HRW: Egypt Needs to Improve Its Treatment of Syrian Refugees
Egypt has illegally detained and also ‘coerced’ hundreds of Syrian refugees to leave the country, according to a Human Rights Watch report released yesterday. The international rights group condemned Egypt’s interim government for its treatment of refugees in recent months. Of 1500 Syrian refugees who were recently arrested, 300 remain in indefinite detention. The others were “coerced” to leave the country: authorities pressed refugees to sign papers saying they had chosen to leave of their own volition, while threatening to keep them in prison if they refused. Many refugees were arrested after a media report that stipulated that Syrians were supporting former president Mohamed Morsi and taking part in demonstrations.

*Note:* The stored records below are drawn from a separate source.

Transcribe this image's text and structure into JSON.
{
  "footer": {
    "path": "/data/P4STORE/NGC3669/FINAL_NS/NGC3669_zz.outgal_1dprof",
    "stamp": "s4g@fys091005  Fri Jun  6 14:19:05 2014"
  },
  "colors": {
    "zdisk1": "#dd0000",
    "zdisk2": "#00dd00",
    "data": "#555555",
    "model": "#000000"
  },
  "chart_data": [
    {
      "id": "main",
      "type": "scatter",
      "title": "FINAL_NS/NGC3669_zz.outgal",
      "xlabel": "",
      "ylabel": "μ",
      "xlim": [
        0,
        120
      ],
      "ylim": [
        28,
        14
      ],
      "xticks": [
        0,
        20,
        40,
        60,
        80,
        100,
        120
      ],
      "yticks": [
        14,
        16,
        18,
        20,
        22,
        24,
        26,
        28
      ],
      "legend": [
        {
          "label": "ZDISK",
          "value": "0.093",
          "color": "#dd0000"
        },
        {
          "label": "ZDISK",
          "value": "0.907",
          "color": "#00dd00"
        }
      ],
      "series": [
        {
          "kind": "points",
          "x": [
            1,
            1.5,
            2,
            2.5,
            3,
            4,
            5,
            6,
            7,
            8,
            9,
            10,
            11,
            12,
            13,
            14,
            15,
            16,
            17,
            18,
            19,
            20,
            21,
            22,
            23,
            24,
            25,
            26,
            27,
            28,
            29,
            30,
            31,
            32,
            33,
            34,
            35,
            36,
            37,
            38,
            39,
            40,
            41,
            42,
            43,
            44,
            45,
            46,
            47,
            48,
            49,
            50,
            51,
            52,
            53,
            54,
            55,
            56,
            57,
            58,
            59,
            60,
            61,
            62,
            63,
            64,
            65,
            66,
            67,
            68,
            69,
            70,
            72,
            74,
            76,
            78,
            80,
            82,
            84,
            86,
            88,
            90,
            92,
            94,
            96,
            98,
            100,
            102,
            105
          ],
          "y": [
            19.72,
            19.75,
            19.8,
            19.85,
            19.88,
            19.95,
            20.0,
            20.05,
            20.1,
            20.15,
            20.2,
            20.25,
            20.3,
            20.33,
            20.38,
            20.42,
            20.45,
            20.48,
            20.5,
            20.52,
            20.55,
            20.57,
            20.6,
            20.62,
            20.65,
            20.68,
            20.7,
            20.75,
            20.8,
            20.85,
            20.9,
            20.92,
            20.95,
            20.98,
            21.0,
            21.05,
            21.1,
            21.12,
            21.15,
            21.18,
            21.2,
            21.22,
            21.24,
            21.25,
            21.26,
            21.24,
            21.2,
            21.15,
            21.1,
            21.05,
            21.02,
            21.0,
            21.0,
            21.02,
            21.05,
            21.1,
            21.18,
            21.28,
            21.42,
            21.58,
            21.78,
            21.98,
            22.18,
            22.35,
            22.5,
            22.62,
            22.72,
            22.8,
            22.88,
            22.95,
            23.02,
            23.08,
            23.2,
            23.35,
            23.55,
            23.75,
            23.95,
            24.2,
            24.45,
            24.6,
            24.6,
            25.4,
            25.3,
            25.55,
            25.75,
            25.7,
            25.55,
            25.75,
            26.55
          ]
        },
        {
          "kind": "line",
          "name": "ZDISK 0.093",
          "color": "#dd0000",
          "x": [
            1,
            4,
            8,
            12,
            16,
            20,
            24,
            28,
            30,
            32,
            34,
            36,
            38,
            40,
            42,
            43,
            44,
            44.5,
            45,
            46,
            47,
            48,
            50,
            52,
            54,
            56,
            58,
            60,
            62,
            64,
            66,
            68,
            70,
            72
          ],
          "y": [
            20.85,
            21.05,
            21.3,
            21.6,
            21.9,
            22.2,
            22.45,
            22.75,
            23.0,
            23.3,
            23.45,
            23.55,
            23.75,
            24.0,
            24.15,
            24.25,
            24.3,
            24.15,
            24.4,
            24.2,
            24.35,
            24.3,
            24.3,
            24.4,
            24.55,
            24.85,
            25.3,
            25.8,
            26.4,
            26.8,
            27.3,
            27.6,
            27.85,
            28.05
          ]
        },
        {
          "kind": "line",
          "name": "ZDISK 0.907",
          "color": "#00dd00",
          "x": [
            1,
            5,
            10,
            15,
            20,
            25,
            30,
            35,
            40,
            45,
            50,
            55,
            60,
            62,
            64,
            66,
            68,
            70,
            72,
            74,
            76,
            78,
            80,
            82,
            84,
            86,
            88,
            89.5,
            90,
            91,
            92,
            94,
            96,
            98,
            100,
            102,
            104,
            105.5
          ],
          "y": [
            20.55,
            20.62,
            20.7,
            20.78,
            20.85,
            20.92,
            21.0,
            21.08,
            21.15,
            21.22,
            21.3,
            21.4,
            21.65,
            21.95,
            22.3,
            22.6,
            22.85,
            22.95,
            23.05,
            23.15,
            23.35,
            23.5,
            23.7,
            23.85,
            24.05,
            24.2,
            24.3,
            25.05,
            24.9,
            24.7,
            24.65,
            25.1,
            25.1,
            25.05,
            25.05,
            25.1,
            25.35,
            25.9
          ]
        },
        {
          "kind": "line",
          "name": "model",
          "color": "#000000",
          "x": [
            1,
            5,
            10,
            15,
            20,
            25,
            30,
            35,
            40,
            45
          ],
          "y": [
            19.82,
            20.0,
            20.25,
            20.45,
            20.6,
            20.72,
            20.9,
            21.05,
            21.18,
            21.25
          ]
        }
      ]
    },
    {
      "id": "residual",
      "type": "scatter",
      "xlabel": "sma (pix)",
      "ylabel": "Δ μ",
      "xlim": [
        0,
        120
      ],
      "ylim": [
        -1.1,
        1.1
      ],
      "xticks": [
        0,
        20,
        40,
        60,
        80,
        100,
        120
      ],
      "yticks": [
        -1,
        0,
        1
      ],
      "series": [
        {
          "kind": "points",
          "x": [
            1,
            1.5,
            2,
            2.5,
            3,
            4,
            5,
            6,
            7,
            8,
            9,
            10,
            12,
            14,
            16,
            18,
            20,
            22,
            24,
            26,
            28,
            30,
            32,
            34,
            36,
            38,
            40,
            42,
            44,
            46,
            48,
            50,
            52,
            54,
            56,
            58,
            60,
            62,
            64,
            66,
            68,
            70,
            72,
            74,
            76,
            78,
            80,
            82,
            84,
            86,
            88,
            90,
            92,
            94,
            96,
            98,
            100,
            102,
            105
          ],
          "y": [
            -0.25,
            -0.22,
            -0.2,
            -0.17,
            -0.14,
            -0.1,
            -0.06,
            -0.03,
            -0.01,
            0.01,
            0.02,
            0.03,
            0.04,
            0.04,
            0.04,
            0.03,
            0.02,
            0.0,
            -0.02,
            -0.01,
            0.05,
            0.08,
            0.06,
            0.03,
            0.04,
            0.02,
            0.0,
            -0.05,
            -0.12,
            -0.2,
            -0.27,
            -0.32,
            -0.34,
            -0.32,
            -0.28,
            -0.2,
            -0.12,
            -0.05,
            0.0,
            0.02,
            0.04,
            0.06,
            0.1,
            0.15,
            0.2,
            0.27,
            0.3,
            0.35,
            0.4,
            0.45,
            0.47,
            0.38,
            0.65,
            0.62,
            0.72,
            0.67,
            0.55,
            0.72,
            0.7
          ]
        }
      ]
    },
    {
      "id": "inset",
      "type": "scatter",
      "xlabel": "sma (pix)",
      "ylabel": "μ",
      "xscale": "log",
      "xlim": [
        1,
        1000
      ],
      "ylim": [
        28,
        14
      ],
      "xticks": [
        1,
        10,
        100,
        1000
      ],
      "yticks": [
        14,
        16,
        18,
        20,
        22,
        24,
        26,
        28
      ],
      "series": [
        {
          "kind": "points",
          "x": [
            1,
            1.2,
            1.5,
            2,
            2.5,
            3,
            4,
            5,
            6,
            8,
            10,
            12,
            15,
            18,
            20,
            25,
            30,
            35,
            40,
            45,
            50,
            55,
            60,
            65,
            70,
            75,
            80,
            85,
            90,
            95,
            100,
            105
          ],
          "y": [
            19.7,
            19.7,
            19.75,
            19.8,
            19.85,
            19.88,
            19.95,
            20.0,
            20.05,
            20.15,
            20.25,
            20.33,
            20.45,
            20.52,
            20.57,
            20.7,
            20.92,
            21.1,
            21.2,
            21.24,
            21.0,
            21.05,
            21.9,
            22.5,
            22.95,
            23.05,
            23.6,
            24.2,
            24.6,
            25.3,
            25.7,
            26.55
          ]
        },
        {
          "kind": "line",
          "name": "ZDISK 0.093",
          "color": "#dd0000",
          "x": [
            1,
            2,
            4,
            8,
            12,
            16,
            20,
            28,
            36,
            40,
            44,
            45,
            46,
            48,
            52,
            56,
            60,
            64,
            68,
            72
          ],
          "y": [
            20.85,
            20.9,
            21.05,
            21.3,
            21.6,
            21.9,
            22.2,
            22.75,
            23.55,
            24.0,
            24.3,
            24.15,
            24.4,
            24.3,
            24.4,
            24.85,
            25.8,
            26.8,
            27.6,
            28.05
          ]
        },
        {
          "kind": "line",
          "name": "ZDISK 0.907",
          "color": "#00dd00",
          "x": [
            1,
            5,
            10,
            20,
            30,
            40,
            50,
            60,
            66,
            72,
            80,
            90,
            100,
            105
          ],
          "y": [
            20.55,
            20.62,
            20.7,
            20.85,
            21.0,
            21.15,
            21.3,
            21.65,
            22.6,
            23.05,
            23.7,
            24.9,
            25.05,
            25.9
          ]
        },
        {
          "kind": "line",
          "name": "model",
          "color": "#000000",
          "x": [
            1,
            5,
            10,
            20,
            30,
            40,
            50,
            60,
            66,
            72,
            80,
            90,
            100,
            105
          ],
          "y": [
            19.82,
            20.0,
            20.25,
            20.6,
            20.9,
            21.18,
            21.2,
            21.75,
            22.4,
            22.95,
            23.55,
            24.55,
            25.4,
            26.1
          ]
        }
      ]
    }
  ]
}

Ahly Player Suspended Over Political Hand Gesture
One of Egypt’s top football players, Ahmed Abdul Zaher, was removed from the championship match against South Africa earlier this week because he flashed a hand sign showing solidarity with the recently-deposed president Mohamed Morsi. The football club announced yesterday that they are suspending Abdul Zaher and that he is not allowed to participate in the FIFA World Cup next month. Egypt’s Sports Minister called the gesture a “grave insult” and said that it could not go unpunished.